Pourtant ce n’est pas la première fois que les contribuables québécois se font flouer dans ce genre de subvention. En 1987 le gouvernement Bourassa avait accordé un prêt sans intérêt de 200 millions remboursable également dans 30 ans à la compagnie General Motors de Boisbriand qui arrivera à échéance en 2017. L’usine a fermé ses portes en 2002 et pas un sou n’a été remboursé jusqu’à maintenant. Les intérêts courus, selon les estimations des taux de l’époque, représentent à eux seuls un don de plus de 500 millions pour l’ensemble de la période, donc de 250 millions pour les 15 années qui restaient après la fermeture.
Mais ce n’est pas tout, si on tient compte des performances récentes du ministre Gignac dans le cas de la fermeture de la compagnie Electrolux annoncée il y a deux ans, il y a de quoi s’inquiéter. En effet Investissement Québec avait autorisé une contribution de 4,7 millions de dollars à peine deux ans avant l’annonce de la fermeture, dont deux millions déjà versés se sont envolés en fumée. Il est plus qu’inquiétant de constater avec quelle frivolité le gouvernement subventionne les compagnies sans exiger aucune garantie. Dans le cas qui nous occupe, le gouvernement va encore plus loin en accordant un financement garanti de 112 millions dans le cadre des « améliorations au régime fiscal des sociétés pour en accroître la compétitivité et conférer à Alcan des bénéfices fiscaux » prévus à l’entente. C’est complètement indécent, particulièrement à l’heure où ce gouvernement coupe dans les services publics « pour équilibrer son budget » et veut faire payer aux jeunes un fardeau supplémentaire en augmentant les frais de scolarité.
RTA bénéficie avec cette entente de tous les incitatifs pour poursuivre le lockout. Le gouvernement lui garantit non seulement le rachat de son excédent de production d’électricité mais la compagnie enregistre des profits substantiels avec cette vente d’énergie parce qu’Hydro-Québec doit payer le tarif industriel, qui est quatre fois plus élevé que les coûts de production de la compagnie. Même si elle n’en a pas besoin, la société d’État a dû acheter 10 millions $ d’électricité à l’aluminerie, en plein conflit de travail, seulement pour le mois de janvier 2012.

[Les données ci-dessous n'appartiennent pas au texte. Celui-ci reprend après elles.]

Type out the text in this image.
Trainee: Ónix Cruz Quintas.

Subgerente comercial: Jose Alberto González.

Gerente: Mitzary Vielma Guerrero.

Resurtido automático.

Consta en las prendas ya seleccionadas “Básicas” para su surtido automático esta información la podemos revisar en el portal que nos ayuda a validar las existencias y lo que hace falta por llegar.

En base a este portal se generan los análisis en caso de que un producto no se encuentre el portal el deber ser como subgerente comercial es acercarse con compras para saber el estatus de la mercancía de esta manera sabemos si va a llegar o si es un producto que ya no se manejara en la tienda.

Selon le directeur québécois des Métallos Daniel Roy : « il est curieux, que le lockout tombe quand le coût de l’aluminium est bas et que le nombre de cadres est démesuré, en plein ce qu’il faut pour opérer en période de lockout. Cette compagnie-là voulait un lockout et elle l’a fait, impunément, grâce au gouvernement qui permet un tel déséquilibre dans les rapports de force. »
Malgré tout cet arsenal, le mouvement de résistance au lieu de s’essouffler, prend de l’ampleur. L’appui à la lutte des travailleurs de RTA dépasse de loin la région du Saguenay, des syndicats de tout le Québec tant FTQ que CSN ont apporté leur soutien physique et matériel. Prenant la multinationale sur son propre terrain, le syndicat a déjà reçu des appuis internationaux et organise une journée de solidarité internationale le 31 mars à Alma.
Mais RTA peut dormir tranquille, le ministre Gignac accourt aussitôt à son secours. Dans une déclaration adressée aux médias, il a accusé le syndicat de partir en croisade à travers la planète pour un débat idéologique en démonisant la sous-traitance. Alors que c’est l’employeur qui décrète un lockout, devant lequel les travailleurs n’ont aucun recours. Alors que les syndiqué-e-s luttent en réalité pour un plancher d’emploi et contre l’introduction de ce qui s’apparente à des clauses orphelines pour les nouveaux et nouvelles employé-e-s qui travailleraient à rabais. Le ministre Gignac aurait reçu une commande de la direction de la compagnie, qu’il n’aurait pas agi autrement.